If you haven’t heard of Tulum, where have you been? Often referred to as the new Bali, Tulum is an eco-travel destination with yoga studios, sound baths and smoothie bowls and is the destination for those seeking deep healing.

With the combination of traditional Mayan culture and the yogic influence, a deep respect for our natural planet is found along the shores. Eco-hotels and tours are popular, so too is sustainable fashion and plant-based organic food. Together they create the possibility to have an ‘eco-holiday’ and connect back to nature. During the 8 days I was there, I was able to explore the best restaurants such as Raw Love which hands down does the best smoothie bowls in the world (I tested daily!) The Real Coconut, Taboo and Rosa Negra while Arca was great for dinner and music. 

Hotels line the shores with Nomade’s wellness experience ranging from biodynamic breath workshops to Temazcals, to silent disco yoga to cacao ceremonies.

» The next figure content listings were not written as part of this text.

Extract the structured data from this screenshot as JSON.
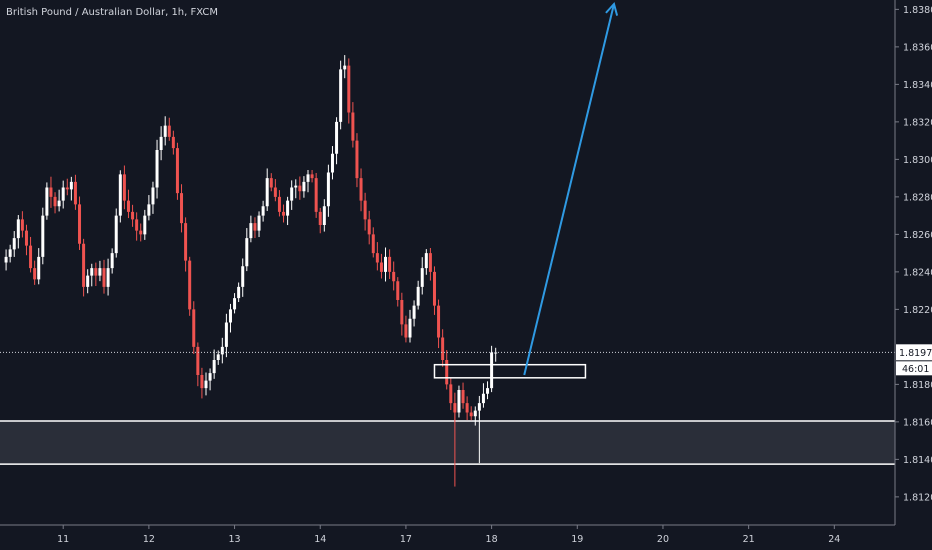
{
  "header": {
    "title": "British Pound / Australian Dollar, 1h, FXCM"
  },
  "price_labels": {
    "current_price": "1.81971",
    "countdown": "46:01"
  },
  "chart_data": {
    "type": "candlestick",
    "symbol": "British Pound / Australian Dollar",
    "interval": "1h",
    "source": "FXCM",
    "ylim": [
      1.8105,
      1.8385
    ],
    "y_ticks": [
      "1.83800",
      "1.83600",
      "1.83400",
      "1.83200",
      "1.83000",
      "1.82800",
      "1.82600",
      "1.82400",
      "1.82200",
      "1.81800",
      "1.81600",
      "1.81400",
      "1.81200"
    ],
    "y_tick_values": [
      1.838,
      1.836,
      1.834,
      1.832,
      1.83,
      1.828,
      1.826,
      1.824,
      1.822,
      1.818,
      1.816,
      1.814,
      1.812
    ],
    "x_ticks": [
      "11",
      "12",
      "13",
      "14",
      "17",
      "18",
      "19",
      "20",
      "21",
      "24"
    ],
    "x_tick_index": [
      15,
      36,
      57,
      78,
      99,
      120,
      141,
      162,
      183,
      204
    ],
    "bar_count": 215,
    "last_price": 1.81971,
    "support_zone": {
      "low": 1.81375,
      "high": 1.81605
    },
    "resistance_box": {
      "low": 1.81835,
      "high": 1.81905,
      "start_index": 106,
      "end_index": 143
    },
    "arrow": {
      "from_index": 128,
      "from_price": 1.8185,
      "to_index": 150,
      "to_price": 1.8385
    },
    "closes": [
      1.8245,
      1.8248,
      1.8252,
      1.8258,
      1.8268,
      1.8262,
      1.8254,
      1.8242,
      1.8236,
      1.8248,
      1.827,
      1.8285,
      1.828,
      1.8275,
      1.8278,
      1.8285,
      1.8284,
      1.8288,
      1.8276,
      1.8255,
      1.8232,
      1.8238,
      1.8242,
      1.8238,
      1.8242,
      1.8232,
      1.8242,
      1.825,
      1.827,
      1.8292,
      1.8278,
      1.8272,
      1.8268,
      1.8262,
      1.826,
      1.827,
      1.8276,
      1.8285,
      1.8305,
      1.8312,
      1.8318,
      1.8312,
      1.8306,
      1.8282,
      1.8266,
      1.8246,
      1.822,
      1.82,
      1.8185,
      1.8178,
      1.8182,
      1.8186,
      1.8193,
      1.8196,
      1.82,
      1.8213,
      1.822,
      1.8226,
      1.8232,
      1.8243,
      1.8258,
      1.8266,
      1.8262,
      1.827,
      1.8275,
      1.829,
      1.8285,
      1.828,
      1.8272,
      1.827,
      1.8278,
      1.8285,
      1.8286,
      1.8283,
      1.8288,
      1.8292,
      1.829,
      1.8272,
      1.8265,
      1.8275,
      1.8293,
      1.8303,
      1.832,
      1.8348,
      1.835,
      1.8325,
      1.831,
      1.829,
      1.8278,
      1.8268,
      1.826,
      1.825,
      1.8245,
      1.824,
      1.8248,
      1.824,
      1.8235,
      1.8225,
      1.8212,
      1.8205,
      1.8215,
      1.8222,
      1.8232,
      1.8242,
      1.825,
      1.824,
      1.8222,
      1.8205,
      1.8193,
      1.818,
      1.817,
      1.8165,
      1.8177,
      1.817,
      1.8165,
      1.8163,
      1.8166,
      1.817,
      1.8175,
      1.8178,
      1.8197,
      1.8197,
      1.8197,
      1.8197,
      1.8197,
      1.8197,
      1.8197,
      1.8197,
      1.8197,
      1.8197,
      1.8197,
      1.8197,
      1.8197,
      1.8197,
      1.8197,
      1.8197,
      1.8197,
      1.8197,
      1.8197,
      1.8197,
      1.8197,
      1.8197,
      1.8197,
      1.8197,
      1.8197,
      1.8197,
      1.8197,
      1.8197,
      1.8197,
      1.8197,
      1.8197,
      1.8197,
      1.8197,
      1.8197,
      1.8197,
      1.8197,
      1.8197,
      1.8197,
      1.8197,
      1.8197,
      1.8197,
      1.8197,
      1.8197,
      1.8197,
      1.8197,
      1.8197,
      1.8197,
      1.8197,
      1.8197,
      1.8197,
      1.8197,
      1.8197,
      1.8197,
      1.8197,
      1.8197,
      1.8197,
      1.8197,
      1.8197,
      1.8197,
      1.8197,
      1.8197,
      1.8197,
      1.8197,
      1.8197,
      1.8197,
      1.8197,
      1.8197,
      1.8197,
      1.8197,
      1.8197,
      1.8197,
      1.8197,
      1.8197,
      1.8197,
      1.8197,
      1.8197,
      1.8197,
      1.8197,
      1.8197,
      1.8197,
      1.8197,
      1.8197,
      1.8197,
      1.8197,
      1.8197,
      1.8197,
      1.8197,
      1.8197,
      1.8197,
      1.8197,
      1.8197,
      1.8197,
      1.8197,
      1.8197,
      1.8197,
      1.8197
    ],
    "filled_bars": 122,
    "colors": {
      "bull": "#ffffff",
      "bear": "#ef5350",
      "background": "#131722",
      "arrow": "#2f9ae3",
      "zone_fill": "#2a2e39",
      "grid": "#2a2e39"
    }
  }
}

Papaya Playa Project has set a goal to become zero emissions and zero contamination community by June 2018 while Alaya Tulum – who adopted the UN’s 17 sustainable development areas and made it their mission to address each one of them – is a hotspot for arts and holistic wellness. Azulik, voted one of the best eco-friendly sustainable hotels in 2016, merges the need to capture its beauty, with wildlife and the natural world.

When to visit?

Tulum’s all-year balmy climes has made it a popular choice in recent years. High season is November – March before it becomes oppressively hot. Low season is from June – October and is classed as the rainy season, but the showers are fleeting and in return Tulum is less busy whilst still serving up 30C heat. 

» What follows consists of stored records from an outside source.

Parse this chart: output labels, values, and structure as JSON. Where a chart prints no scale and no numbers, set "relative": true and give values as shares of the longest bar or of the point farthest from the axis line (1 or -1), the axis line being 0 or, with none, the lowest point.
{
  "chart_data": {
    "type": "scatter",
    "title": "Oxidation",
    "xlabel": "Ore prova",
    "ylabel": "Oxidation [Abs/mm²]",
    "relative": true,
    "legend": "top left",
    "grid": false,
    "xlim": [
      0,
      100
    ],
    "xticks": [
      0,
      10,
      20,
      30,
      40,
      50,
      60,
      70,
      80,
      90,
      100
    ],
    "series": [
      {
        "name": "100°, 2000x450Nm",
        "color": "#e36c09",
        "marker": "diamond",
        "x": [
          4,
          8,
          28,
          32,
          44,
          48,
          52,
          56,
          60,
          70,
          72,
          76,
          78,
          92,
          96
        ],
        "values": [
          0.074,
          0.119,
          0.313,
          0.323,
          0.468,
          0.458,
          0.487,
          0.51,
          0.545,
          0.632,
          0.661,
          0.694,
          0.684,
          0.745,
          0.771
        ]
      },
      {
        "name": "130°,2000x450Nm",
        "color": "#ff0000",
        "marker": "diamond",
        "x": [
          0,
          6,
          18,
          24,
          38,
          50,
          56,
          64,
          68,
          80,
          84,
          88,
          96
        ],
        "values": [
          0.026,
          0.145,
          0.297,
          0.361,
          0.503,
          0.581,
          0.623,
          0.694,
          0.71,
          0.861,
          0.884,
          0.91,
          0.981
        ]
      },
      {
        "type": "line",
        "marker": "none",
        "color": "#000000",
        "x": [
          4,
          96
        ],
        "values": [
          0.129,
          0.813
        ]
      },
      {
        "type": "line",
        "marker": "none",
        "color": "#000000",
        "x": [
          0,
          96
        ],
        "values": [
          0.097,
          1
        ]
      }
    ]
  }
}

Can you have an ‘eco-holiday?

Many would say that there is no such thing as an ‘eco-holiday’, with Tulum being 5,021 miles from London and requiring a large number of carbon air miles to travel there. I totally respect this (and feel the guilt for taking air travel), yet there is an importance of travelling the world to visit other cultures and traditions and to explore the world that we are trying to save. However, travelling to Tulum for that one trip a year, rather than the European jet-setting that most Brits do each summer could not only be better for the planet per mile, but also more expansive for our minds. 

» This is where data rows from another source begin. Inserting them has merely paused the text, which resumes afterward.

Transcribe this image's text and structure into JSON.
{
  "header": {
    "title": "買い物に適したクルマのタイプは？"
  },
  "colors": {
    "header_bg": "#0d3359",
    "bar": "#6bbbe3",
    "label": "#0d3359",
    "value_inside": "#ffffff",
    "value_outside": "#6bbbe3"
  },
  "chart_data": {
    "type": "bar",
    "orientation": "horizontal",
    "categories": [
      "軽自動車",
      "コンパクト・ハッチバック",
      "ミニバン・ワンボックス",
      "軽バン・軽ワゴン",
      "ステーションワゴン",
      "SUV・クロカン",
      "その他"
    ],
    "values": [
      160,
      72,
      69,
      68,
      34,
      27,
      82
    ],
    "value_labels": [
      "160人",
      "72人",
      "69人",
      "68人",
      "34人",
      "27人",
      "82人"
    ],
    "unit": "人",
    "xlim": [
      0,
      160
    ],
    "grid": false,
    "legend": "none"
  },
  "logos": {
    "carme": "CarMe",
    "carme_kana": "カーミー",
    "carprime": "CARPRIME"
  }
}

There are ways to offset our carbon use through projects such as U-capture who partner with projects to help take carbon out of the atmosphere. And although I respect that they are not as effective as not taking a flight, the journey to a sustainable lifestyle is certainly not straight forward. 

Travelling with an Eco-conscience

If we are to continue travelling, it’s about conscious travelling. That means travelling less frequently and to destinations that have sustainability at its core. Tulum is one of those destinations. Be prepared to be spoiled with delicious food, smoothies, daily yoga but most importantly a connection back to nature and the beauty of the world that we live in.